Where Skeleton Crew most differs, and is much better for it, is the inclusion of Jude Law. Going back to the idea of 80s kids dreaming up their own adventure, Law plays a character who feels part Luke Skywalker, part Han Solo. And his performance bobs and weaves between charming charisma and unsettling darkness. Just how dark will he go is a question that hangs over each episode.

But Law appears only briefly in the first two episodes. His full arrival in the story doesn't really happen until episode 3. And until then? Sorry to say it, but Skeleton Crew is hard -- almost painful -- to watch. Our four young heroes have a heroes' journey ahead of them, meaning they have much to learn, and start out in an incredibly naive place. One in particular, Wim, seems to be the main character at this point, and he's insufferable: whiny, impulsive, and constantly causing trouble. (In a later episode, when a character actually calls Wim "the worst," I became the "Leonardo DiCaprio pointing at his TV" meme.)

Yes, I acknowledge, Wim is being a kid, and doing it in the Star Wars show for kids.
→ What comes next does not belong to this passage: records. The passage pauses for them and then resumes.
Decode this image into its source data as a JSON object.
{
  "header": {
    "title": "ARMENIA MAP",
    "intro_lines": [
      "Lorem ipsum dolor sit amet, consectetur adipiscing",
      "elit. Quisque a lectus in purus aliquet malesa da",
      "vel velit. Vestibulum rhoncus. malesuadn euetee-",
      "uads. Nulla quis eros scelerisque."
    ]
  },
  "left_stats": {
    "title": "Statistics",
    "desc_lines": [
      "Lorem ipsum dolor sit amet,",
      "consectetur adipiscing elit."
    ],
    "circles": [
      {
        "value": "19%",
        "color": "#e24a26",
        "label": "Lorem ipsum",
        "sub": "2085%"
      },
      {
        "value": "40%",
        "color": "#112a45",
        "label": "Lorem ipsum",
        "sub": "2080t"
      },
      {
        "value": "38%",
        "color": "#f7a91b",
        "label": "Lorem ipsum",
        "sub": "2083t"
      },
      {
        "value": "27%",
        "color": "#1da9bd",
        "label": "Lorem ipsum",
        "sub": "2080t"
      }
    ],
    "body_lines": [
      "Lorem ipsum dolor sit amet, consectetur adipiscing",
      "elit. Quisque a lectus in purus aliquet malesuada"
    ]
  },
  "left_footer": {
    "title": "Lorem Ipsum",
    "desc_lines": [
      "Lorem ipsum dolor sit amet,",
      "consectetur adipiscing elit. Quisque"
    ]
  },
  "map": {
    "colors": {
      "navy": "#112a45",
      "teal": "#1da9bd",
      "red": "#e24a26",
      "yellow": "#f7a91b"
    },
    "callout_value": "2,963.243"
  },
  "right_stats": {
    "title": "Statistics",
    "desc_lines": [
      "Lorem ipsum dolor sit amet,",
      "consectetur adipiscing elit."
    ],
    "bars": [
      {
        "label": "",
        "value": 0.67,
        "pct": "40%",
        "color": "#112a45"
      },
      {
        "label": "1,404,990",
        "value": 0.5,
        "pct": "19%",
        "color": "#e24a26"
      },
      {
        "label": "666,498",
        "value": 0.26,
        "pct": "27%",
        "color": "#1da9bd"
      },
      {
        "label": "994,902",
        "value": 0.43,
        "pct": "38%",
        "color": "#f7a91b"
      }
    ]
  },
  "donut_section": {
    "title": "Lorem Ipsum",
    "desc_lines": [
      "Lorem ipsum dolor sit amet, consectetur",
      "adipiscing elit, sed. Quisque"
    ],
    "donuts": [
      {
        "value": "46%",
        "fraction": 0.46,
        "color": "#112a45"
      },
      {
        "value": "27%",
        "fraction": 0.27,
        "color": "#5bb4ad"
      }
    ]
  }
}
Wim is not "for me." But he's so not for me that I almost didn't make it past episode 2. Yet two episodes was how Disney+ launched this show, meaning that quite a few viewers got only this impression of the show, and promptly tuned out. (Part of what I alluded to earlier about its poor ratings performance.)

I'm here to say: it's really worth getting over that hump. Once Jude Law is fully on the scene, each episode becomes a playful adventure with just the right touch of menace. The four kids do begin the journey of growth, and most of them become quite likeable. Overall, Skeleton Crew becomes fun, if you've given it the chance. (And quick shout-out to composer Mick Giacchino, whose great score really contributes to that fun. Sure, he probably just got the job in a "nepo baby" way, being son of Rogue One composer Michael Giacchino. But Mick really has one foot in each of the two worlds of this story -- sweeping John Williams-style grandeur, and jaunty pirate-inflected shanties.)

One other thing I appreciated about Skeleton Crew: they really "leave it all on the field." Without giving too much spoilery detail, the concluding episode 8 brings irrevocable change to the characters and their corner of the Star Wars universe. It's hard to say what a season 2 of this show would even look like, other than "completely different." But if it works out that the show's poor performance means this is all there will ever be, narratively that works out fine -- we got a complete story with a beginning, middle, and end.

Overall, I think I'd give Star Wars: Skeleton Crew a B. Mind you, if I ever actually sat down to watch it again and had to endure those first two episodes, I might decide I'm being too generous. But after finding its "sea legs," the series is worth the time.